Ensure grounds are smooth for walking and don’t turn it into a flea market
Maynard van der Galien
Renfrew County
The same size large gathering of people as two years ago at the North Gower Grains Customer Appreciation Day on June 29 is good news for the organizers of the International Plowing Match (IPM), which will be held in Kemptville next month. It shows that people want to get out and mingle again after being stuck at home for two years.
The Fosters, and their staff of 20, didn’t know how many people would show up for the noon hour barbecued rib luncheon on June 29, so they advertised the event and requested people to RSVP by June 20th. That was a smart move. It told them that over 800 people would come.
It was good to get out for a day and see farm friends, farm businesses, crop consultants and especially neighbours again. Where else can you see and talk to neighbours? It is funny driving two hours to an event and chatting to neighbours whom you haven’t seen or spoken to in some time.
The Foster crew was all decked out in bright yellow shirts making them very visible throughout the huge fabric machine shed that was converted to a meeting place and dining hall with rows and rows of tables and chairs. Everyone could sit down to eat. There was plenty of food and pieces of pie and ice cream for everyone.
My next big event will be attending the IPM at Kemptville. I have written about IPM events for almost 40 years and have been very critical of some of them. I have also heaped praises to others. For example, the Lanark County IPM outside of Carleton Place in 2003 and the 2009 IPM in northern Ontario at Earlton were two that I gave good reviews. The one at Carleton Place had many very impressive displays of antiques.
But I also put advice memos in the columns for the organizers of the IPM. The 2019 Match held at Verner west of North Bay in West Nipissing was, sadly, a shadow of its former self. They were blessed with sunny and warm weather all week. But the grounds were terribly rough. I didn’t know hayfields could be that rough. There was a dead furrow running through the centre of one large tent. Uneven ground in a tent is a fall waiting to happen. I asked how young families pushing strollers with kids could enjoy a day walking on washboard type of ground.
My memo to the Ontario Plowman’s Association stated: Make sure the grounds are smooth and level. That’s important.
“Rough uneven fields at IPM give hayfields a bad name,”was the title of my column on the IPM event at Navan in 2001.

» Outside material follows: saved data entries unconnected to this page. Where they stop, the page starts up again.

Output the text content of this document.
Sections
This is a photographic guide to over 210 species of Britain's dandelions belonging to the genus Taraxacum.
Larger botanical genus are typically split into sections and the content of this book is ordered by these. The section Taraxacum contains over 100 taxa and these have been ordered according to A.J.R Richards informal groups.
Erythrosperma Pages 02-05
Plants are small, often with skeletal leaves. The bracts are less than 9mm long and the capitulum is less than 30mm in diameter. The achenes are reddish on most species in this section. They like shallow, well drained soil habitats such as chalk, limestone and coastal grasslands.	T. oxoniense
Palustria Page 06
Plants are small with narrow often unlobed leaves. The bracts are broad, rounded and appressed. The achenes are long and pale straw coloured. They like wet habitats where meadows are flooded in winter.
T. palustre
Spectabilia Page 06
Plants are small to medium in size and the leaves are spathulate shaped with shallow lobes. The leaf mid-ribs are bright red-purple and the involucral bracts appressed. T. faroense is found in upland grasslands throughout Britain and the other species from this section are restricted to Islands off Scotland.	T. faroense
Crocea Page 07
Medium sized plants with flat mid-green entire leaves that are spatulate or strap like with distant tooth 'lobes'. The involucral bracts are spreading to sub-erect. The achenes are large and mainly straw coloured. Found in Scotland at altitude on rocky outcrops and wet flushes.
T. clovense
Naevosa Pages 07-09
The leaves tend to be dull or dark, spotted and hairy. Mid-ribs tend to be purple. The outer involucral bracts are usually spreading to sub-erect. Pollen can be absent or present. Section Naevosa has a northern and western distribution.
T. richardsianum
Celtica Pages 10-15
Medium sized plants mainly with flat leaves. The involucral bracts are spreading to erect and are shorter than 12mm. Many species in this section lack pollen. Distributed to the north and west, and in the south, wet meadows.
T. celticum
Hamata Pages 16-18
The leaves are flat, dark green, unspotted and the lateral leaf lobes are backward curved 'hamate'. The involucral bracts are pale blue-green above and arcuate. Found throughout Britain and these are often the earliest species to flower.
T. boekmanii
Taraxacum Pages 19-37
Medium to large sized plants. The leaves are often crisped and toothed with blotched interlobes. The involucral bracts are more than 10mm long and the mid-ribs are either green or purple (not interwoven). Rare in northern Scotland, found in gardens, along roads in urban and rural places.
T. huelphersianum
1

I wrote: “I have never seen hayfields as rough as those used for the tented city and parking fields at the IPM at Navan, Ontario….”
I also wrote this: “I put three rocks (they weren’t the only ones I picked) that I picked off the main dirt parade road (near the main stage known as Canada Place and Canada Way) in beside a tent and out of sight. After Mike Harris, Dalton McGuinty, Eugene Whelan, Brian Coburn, Bob Chiarelli and other important dignitaries drove by I wondered if I hadn’t picked up the road rocks someone could have thrown at Mike or Bob. That was probably unlikely because most farmers like Mike Harris and his government.”
I did give Navan a plus for their excellent antiques and historical sites.
At another IPM event my memo or advice to the IPM organizing committee was: Don’t flood the IPM with hundreds of school children on a school day.
And this one from a column: Don’t turn the IPM into a flea market.
In the 1990s, I was very critical of the portable toilets at IPM sites. They were often dirty and disgusting. I suggested they should be inspected and cleaned regularly during every day of the event, not just after 5 p.m. And so I’ve noticed that there is a cleaning crew going around to the porta-potties checking and cleaning them all day. Wonderful! Maybe the health department insisted on that too.
I’ve been critical of the IPM hours. Why does it close at 5 p.m.? That was maybe okay 40 years ago when a large segment of the population was involved in farming and they had to be back home to milk and do chores. But in recent years it’s mostly hobby farmers, retirees, RV trailer campers and school children who make up the crowds. Most people in the neighbourhood of an IPM work out and I’m sure many of them would go if it was open one evening — let’s say Friday night until 9 p.m.
I’ll see you at Kemptville!
Maynard van der Galien is a Renfrew-area farmer and a long-time columnist with Farmers Forum.